The inspiration for this challenge arose as a group of faculty and administrators met to plan our annual faculty retreat. We started with two texts we proposed for all to read: Parker Palmer’s Let Your Life Speak and Miroslav Volf’s Exclusion and Embrace: A Theological Exploration of Identity, Otherness, and Reconciliation. The biblical text we used was 2 Corinthians 5:18, “All this is from God, who through Christ reconciled us to himself and gave us the ministry of reconciliation.”

During the brainstorming for the meeting we tried to find a way to unite the idea of calling and vocation in Palmer’s book with the theme of reconciliation in Volf’s. As soon as someone said the words “vocation” and “reconciliation” together, light bulbs went on – “Our vocation is reconciliation!” was a natural response. It was an exciting moment.

It is one thing to assert a vocation, it is another thing altogether to clarify its meaning. The faculty has discussed this theme now and there are many good questions to explore: What are we reconciling? How do we link our most important programs of the past and present to a vision of a future focused on reconciliation? How do we share our commitment and rededication to our collective and individual vocations with the world?

I write these words now so that you, our alumni and friends, can again enter into conversation with us. If you have responses, send them to

I have a dream that Goshen College will become known as an excellent liberal arts college that creates peacemakers, reconcilers – no matter what the student majors in. This dream did not originate with me. It is bred in the bone and woven into the fabric of this place. Even our failures have not erased our desire.

At the conference on institutions and vocation five years ago one of the speakers was theologian Walter Wink, whose essay advocating institutional vocation was based on his reading of the book of Revelation.

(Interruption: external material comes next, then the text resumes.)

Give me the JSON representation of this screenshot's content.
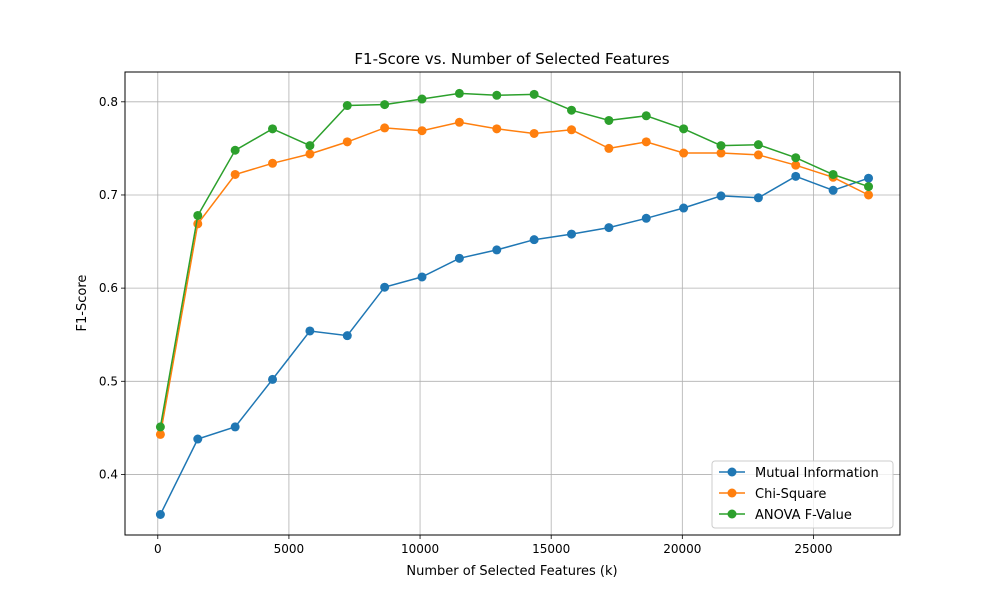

Wink noticed that when the angel who visited John on the island of Patmos instructed him to write to the seven churches, he instructed him to write, not to the church itself, but to the angel of the church (2:1, 3:1, etc.). If each church has its own angel, Wink surmised, perhaps each has its own vocation. By extension, each church college might have its own vocation and its own angel. If each church had its own distinctive mission to perform of eschatological significance, perhaps we today should examine what the collecting calling might be of our institutions.

I thought of Wink’s essay again during our August retreat when we were blessed with a sermon on 2 Corinthians 5:15-20 by Keith Graber Miller (professor of Bible, religion and philosophy) and two papers by Ruth Krall (professor of religion, nursing and psychology and director of peace, justice and conflict studies) and John D. Roth (professor of history). Krall called us to bear witness to suffering and underlined the difficulty of the work of reconciliation, especially as our students and graduates encounter suffering in war zones. Roth used Miroslav Volf’s book as a basis of his challenge to us to live the “values that begin with ‘h’” – hospitality, honesty, humility and humor.